Je réfléchis à cet appel de l’apôtre Pierre : « Honorez tout le monde, aimez les frères » (1 P 2.17). Honorer consiste à élever, à révéler la valeur. Mon regard sur tout homme, quel qu’il soit, devrait lui révéler qu’il a plus de valeur qu’il ne le pense car il a été créé à l’image de Dieu, qu’il le sache ou pas, qu’il le veuille ou pas. Ce regard sera, le cas échéant, accompagné de gestes, selon que Dieu le montrera. Le verbe aimer, on le voit, appartient à la sphère fraternelle[1]. Il s’agit d’un amour de communion.

Communauté et communautarisme

L’unique souci des apôtres, c’est la communauté chrétienne : son unité, sa sainteté, sa croissance. Avaient-ils pour autant une vue étroite ? Leur horizon n’était-il pas vaste ? Quand Jésus demande à ses disciples de « s’aimer les uns les autres comme il les a aimés » (Jn 13.34), cela concerne les disciples[2]. A l’exclusion des autres ? Je dirais oui, avant de corriger.

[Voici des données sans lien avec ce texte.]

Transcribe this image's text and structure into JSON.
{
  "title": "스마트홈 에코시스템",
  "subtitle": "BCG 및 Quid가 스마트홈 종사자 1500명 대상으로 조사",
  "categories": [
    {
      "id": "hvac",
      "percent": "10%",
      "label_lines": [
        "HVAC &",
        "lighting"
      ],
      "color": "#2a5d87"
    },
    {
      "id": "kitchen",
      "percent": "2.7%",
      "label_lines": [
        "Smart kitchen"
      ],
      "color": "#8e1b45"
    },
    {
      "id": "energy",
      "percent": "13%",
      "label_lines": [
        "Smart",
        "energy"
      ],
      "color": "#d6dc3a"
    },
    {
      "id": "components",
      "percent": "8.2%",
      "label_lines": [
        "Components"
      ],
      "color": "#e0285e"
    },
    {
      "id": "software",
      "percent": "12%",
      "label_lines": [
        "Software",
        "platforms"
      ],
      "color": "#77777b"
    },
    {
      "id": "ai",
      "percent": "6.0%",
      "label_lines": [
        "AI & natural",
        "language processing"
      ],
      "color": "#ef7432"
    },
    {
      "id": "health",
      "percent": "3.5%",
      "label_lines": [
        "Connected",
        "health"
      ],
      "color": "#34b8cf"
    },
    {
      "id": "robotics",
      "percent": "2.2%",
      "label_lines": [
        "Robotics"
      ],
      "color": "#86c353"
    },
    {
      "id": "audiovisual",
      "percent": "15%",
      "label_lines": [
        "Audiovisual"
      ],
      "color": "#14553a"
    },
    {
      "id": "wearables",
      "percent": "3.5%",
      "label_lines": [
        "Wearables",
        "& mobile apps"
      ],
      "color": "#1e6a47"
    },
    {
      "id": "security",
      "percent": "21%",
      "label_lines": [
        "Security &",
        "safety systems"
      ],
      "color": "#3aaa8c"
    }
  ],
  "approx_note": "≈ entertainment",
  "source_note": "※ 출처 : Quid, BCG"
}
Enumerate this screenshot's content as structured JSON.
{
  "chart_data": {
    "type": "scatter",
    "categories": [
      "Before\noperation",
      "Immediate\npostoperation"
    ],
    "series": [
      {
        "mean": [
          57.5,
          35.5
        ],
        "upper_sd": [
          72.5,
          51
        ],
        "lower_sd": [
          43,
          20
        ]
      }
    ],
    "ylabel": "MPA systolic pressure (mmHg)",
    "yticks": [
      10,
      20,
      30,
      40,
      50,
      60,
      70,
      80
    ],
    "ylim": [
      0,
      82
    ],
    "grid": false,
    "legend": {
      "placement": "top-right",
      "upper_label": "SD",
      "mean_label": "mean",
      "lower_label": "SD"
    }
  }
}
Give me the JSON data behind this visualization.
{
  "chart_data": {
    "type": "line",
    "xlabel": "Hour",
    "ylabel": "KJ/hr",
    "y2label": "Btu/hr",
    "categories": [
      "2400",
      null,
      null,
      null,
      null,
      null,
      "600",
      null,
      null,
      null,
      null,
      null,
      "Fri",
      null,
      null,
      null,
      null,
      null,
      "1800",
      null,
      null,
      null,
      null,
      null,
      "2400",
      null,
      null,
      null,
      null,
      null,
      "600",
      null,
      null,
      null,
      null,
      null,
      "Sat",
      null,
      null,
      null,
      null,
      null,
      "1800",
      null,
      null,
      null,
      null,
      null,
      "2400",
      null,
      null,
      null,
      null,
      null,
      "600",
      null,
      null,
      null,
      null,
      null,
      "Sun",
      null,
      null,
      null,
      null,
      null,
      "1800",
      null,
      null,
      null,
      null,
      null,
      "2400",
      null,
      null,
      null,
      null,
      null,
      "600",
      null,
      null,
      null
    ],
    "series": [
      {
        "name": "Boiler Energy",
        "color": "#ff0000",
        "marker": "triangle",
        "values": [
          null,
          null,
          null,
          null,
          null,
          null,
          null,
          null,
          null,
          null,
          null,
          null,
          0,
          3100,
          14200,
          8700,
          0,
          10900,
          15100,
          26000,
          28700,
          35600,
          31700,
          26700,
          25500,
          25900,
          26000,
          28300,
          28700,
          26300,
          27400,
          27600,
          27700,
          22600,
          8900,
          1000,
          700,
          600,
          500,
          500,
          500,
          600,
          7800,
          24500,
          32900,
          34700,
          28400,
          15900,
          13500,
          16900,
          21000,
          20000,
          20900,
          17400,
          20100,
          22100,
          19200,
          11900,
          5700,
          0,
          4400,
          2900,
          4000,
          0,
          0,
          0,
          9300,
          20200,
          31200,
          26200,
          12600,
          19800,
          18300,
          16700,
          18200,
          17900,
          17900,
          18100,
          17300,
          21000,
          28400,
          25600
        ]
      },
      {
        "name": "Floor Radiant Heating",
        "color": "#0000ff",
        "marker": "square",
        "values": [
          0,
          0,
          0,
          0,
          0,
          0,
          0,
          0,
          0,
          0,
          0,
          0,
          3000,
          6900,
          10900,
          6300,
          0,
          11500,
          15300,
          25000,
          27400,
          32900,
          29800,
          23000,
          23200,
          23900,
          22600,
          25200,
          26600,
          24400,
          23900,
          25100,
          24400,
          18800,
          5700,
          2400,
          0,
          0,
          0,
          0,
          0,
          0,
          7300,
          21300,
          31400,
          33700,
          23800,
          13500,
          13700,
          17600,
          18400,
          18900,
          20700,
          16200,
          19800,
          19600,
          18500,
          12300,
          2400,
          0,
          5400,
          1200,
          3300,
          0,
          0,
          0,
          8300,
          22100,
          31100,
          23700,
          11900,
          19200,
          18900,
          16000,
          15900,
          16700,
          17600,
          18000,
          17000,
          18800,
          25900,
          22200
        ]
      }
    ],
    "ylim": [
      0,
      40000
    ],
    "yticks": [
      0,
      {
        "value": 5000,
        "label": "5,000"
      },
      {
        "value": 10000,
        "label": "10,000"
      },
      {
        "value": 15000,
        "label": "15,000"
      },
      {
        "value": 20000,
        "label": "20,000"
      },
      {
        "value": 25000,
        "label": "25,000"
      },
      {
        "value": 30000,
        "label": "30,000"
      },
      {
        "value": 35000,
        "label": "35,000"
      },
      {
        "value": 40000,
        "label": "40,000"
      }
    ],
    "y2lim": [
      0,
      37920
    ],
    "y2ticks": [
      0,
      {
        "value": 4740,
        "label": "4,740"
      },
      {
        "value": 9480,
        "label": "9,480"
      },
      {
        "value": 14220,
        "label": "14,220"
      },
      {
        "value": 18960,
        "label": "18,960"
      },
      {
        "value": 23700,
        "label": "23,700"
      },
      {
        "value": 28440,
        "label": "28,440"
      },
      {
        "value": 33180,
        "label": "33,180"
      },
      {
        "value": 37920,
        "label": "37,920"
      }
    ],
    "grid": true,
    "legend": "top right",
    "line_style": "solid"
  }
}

Oui, car cet exclusivisme, en un sens, dit l’Évangile : « c’est à cela que tous verront que vous êtes mes disciples » (13.35). Ce n’est donc pas au détriment des autres : c’est pour leur démontrer que l’Évangile n’est pas seulement un beau discours philanthropique, mais qu’il se démontre d’une manière singulière, en lien avec une espérance précise. En lien aussi avec une communauté, l’Église comme assemblée eschatologique.

On sait que certains gouvernements (le gouvernement français, particulièrement) stigmatisent le communautarisme et le considèrent comme un danger (ce qui est à mes yeux le signe d’une frilosité ou d’une fragilité de l’État). Allons-nous diluer pour autant la dimension de communauté fraternelle telle que nous l’enseigne l’Écriture ? Allons-nous accommoder la notion de fraternité à toutes les sauces, comme on l’a vu faire ces derniers temps ? Ce serait nier l’Évangile. La ‘constitutionnalisation’ du principe de fraternité[3] est, à première vue, une belle idée. Sauf si elle regarde comme suspecte la fraternité en Christ, avec ses implications significatives. D’autres ont été persécutés pour cela. Les Huguenots par exemple, ont été persécuté par Louis XIV parce qu’ils étaient censés menacer […]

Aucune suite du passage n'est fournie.